Im Kino war der Film kein Erfolg, dann lief er im Fernsehen so lange an den Weihnachtstagen bis er zu dem Weihnachtsfilm wurde. Regisseur Capra und Hauptdarsteller Stewart nannten den Film ihren Lieblingsfilm – und inzwischen ist er auch der Lieblingsfilm von vielen, vielen Menschen. So steht er in der IMDB-Top-250-Liste auf dem 30. Platz und alle vorher platzierten Filme sind, bis auf „Casablanca“, deutlich jünger; sowieso stehen wenige Filme, die über sechzig Jahre alt sind, auf dieser Liste.
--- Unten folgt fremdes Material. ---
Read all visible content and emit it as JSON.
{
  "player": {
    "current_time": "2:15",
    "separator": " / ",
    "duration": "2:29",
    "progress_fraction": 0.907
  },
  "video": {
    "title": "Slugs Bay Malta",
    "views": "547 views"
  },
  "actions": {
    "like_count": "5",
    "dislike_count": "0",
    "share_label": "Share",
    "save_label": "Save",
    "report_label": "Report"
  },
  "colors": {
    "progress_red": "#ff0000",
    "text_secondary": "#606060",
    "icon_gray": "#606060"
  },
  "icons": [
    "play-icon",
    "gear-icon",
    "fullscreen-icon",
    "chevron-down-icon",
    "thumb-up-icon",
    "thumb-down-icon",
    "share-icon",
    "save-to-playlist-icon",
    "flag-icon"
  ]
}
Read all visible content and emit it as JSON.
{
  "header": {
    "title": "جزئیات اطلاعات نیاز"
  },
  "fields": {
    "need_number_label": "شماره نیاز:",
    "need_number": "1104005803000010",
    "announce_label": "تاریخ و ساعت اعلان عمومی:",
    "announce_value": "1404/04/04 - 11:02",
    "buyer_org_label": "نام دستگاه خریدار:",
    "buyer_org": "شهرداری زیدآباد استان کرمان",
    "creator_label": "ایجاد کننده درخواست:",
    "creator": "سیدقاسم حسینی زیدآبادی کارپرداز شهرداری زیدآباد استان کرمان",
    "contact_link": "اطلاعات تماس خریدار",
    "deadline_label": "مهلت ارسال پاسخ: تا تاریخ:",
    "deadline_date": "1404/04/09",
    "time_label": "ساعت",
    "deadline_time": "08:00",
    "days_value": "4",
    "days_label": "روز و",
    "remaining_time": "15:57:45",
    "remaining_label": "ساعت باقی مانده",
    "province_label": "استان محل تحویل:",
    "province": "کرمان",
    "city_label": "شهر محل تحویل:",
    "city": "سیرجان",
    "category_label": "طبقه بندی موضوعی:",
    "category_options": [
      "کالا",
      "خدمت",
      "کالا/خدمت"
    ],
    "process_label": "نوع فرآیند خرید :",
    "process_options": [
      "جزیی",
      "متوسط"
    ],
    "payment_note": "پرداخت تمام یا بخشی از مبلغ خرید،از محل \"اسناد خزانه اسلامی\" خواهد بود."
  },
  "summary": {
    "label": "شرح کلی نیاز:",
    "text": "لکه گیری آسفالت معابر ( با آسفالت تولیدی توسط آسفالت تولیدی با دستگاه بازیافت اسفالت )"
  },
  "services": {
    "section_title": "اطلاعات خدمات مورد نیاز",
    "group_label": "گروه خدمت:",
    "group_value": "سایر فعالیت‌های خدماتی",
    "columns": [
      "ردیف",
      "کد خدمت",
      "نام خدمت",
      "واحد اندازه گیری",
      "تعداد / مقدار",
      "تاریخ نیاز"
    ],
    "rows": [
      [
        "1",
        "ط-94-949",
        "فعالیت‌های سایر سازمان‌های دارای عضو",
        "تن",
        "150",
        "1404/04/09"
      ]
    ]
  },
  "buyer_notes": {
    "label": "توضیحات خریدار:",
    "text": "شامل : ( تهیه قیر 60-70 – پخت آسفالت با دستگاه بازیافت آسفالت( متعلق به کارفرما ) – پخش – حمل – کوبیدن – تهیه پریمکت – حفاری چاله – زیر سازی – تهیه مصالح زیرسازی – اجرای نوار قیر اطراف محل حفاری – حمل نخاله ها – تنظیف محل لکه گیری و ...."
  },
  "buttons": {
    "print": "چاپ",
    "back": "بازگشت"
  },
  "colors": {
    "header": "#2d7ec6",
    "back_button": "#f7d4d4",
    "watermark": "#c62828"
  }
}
Mit James Stewart, Donna Reed, Lionel Barrymore, Henry Travers, Thomas Mitchell, Beulah Bondi, Ward Bond
Unstoppable – Außer Kontrolle ( USA 2010, R.: Tony Scott)
Drehbuch: Mark Bomback
Zugfahren mit „Last Boy Scout“ Tony Scott: nach „Die Entführung der U-Bahn Pelham 123“ lässt Tony Scott in seinem letzten Spielfilm den feuchten Traum jedes Trassenküssers wahr werden: ein Zug mit sehr gefährlicher Ladung donnert im Affentempo auf sein Ziel zu. Nur zwei Männer wissen, wie man die Superduperkatastrophe verhindern kann. Sie besteigen den fahrenden Zug.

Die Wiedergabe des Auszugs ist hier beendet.